Static Site Generators (SSG) are a middleground between Dynamic Websites and maintaining every Web Page by hand. These generators use text files, written in an easier-to-read markup language, and then create all pages on a website, using template files to ensure everything looks the same.

In other words, SSGs turn simple source material into the many :ref:` HTML pages <webpage>` that make up a complete website.

For example, our earlier demonstration.html page could have been created from this Markdown document:

Demo Heading
------------

This is a sample paragraph that describes the following list:

- This is one list item.
- This is another item.
- This item has **bold text**.

Click [HERE](https://handbook.recoverysource.net/essentials/websites.html#webpage)
to continue learning about websites!

This approach ultimately generates every page that a user may want to visit and keeps the role of a web service very simple.

Recap

Static Websites use Static Site Generators (SSG) to turn reader-friendly text files into computer-friendly HTML files using templates to ensure every page looks similar.

The lack of dynamic web software negates nearly all common security risks and provides an inherently lightweight website, which many platforms (such as GitHub Pages, Gitlab Pages, Cloudflare Pages, etc.) are happy to host for free, as an incentive to use their service.

Web Software

There are MANY website generation options available, and each has their own pros and cons. Generally, the more dynamic a product is, the more regular security updates need to be a top priority.
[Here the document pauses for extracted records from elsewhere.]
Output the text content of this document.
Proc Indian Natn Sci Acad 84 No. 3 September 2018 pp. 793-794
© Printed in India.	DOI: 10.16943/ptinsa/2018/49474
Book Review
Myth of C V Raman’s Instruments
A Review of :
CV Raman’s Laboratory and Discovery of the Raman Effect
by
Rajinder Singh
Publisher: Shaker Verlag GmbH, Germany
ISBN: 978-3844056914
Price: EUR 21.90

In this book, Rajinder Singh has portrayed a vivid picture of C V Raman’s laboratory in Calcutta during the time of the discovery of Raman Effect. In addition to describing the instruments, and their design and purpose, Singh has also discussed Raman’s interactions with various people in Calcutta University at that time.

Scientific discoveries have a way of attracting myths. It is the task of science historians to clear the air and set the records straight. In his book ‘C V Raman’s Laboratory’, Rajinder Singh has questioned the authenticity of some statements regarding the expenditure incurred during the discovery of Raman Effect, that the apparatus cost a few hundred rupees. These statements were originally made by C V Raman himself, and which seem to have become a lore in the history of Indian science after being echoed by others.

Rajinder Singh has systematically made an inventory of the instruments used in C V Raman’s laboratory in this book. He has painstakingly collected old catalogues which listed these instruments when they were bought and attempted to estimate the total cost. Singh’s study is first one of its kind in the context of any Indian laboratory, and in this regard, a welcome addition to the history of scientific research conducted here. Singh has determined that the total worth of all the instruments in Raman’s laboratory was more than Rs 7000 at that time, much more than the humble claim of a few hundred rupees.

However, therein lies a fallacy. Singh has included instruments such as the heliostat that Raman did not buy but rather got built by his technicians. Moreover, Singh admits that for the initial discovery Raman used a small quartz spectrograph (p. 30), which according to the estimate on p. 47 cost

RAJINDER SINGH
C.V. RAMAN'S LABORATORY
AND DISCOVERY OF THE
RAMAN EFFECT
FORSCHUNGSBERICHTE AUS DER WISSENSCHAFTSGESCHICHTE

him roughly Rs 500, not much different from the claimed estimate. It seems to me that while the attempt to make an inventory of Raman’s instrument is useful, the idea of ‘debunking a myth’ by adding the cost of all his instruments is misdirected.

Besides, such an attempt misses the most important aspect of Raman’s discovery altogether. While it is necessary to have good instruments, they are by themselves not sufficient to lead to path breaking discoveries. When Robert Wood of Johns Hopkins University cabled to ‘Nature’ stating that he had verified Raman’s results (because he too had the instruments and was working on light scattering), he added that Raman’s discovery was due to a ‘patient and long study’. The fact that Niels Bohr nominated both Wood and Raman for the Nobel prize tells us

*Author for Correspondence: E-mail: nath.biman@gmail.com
Dynamic and Static Website Security by S. Ranby provides a more detailed comparison between static and dynamic website solutions.

Comparison

Static Website

Dynamic Website (self-hosted)

Hosted Wordpress

Requires a web service to return content

X

X

X

Requires additional software to generate requested pages

X

X

Typical cost for budget-friendly hosting

$0/yr

$60/yr

$300+/yr

Initial learning curve

High

Medium

Low

Maintainance difficulty/burden

Low

High

Medium

Typical frequency of critical (security) issues

Almost Never

Never Ending

Always Growing

Backups

Part of version control

Takes research & time

GoDaddy charges $36/yr

Note

This handbook is primarily intended for users who wish to deploy our Website Template which uses Hugo to build a static website. Remaining chapters will focus on this goal.

Follow Along

We are going to investigate https://example.com/:

  1. Open dig (online) in a web browser

  2. Type the domain (example.com) and locate the A record

  3. This is the IP address our computer will use to talk to that website

  4. Now open https://example.com/

  5. Right-click on the empty background and choose View page source

  6. This is the actual HTML webpage that the server returned to your browser

  7. By the end of this handbook, you will understand how to read this file.

Chapter Recap

A web server is another computer on the internet that has a web specialist in room #80, and maybe another in #443 if security is enabled. The job of a web server is to receive requests for files and then return the content of those HTML files.

Web browsers will use the Uniform Resource Locator, found in the “address bar,” to look up an IP address and request a specific path from the web service.

Some websites are dynamic and generate each page as it is requested, while others are static and generate all pages any visitor may want to view while being published.

The entire process from the perspective of a web browser:

Workflow of a Web Request

  1. User instructs their web browser to open a website

  2. Browser normalizes the request

  3. Computer asks DNS for an IP address

  4. IP address is returned from DNS

  5. Computer asks web service to return a web page

  6. Web service returns the page requested

  7. Browser begins to construct the page

  8. Steps 3 through 7 are repeated for any extra content, such as CSS, Javascript or images

  9. The constructed page is delivered to the user

Logical workflow of a web request

That’s really all there is to website fundamentals! Having a basic understanding of these building blocks will enable you to understand what is being done, why it is done that way, how to adapt it to your needs, and how to troubleshoot potential issues. This fundamental knowledge will also enable you to clearly communicate issues when you run into problems that you cannot solve yourself.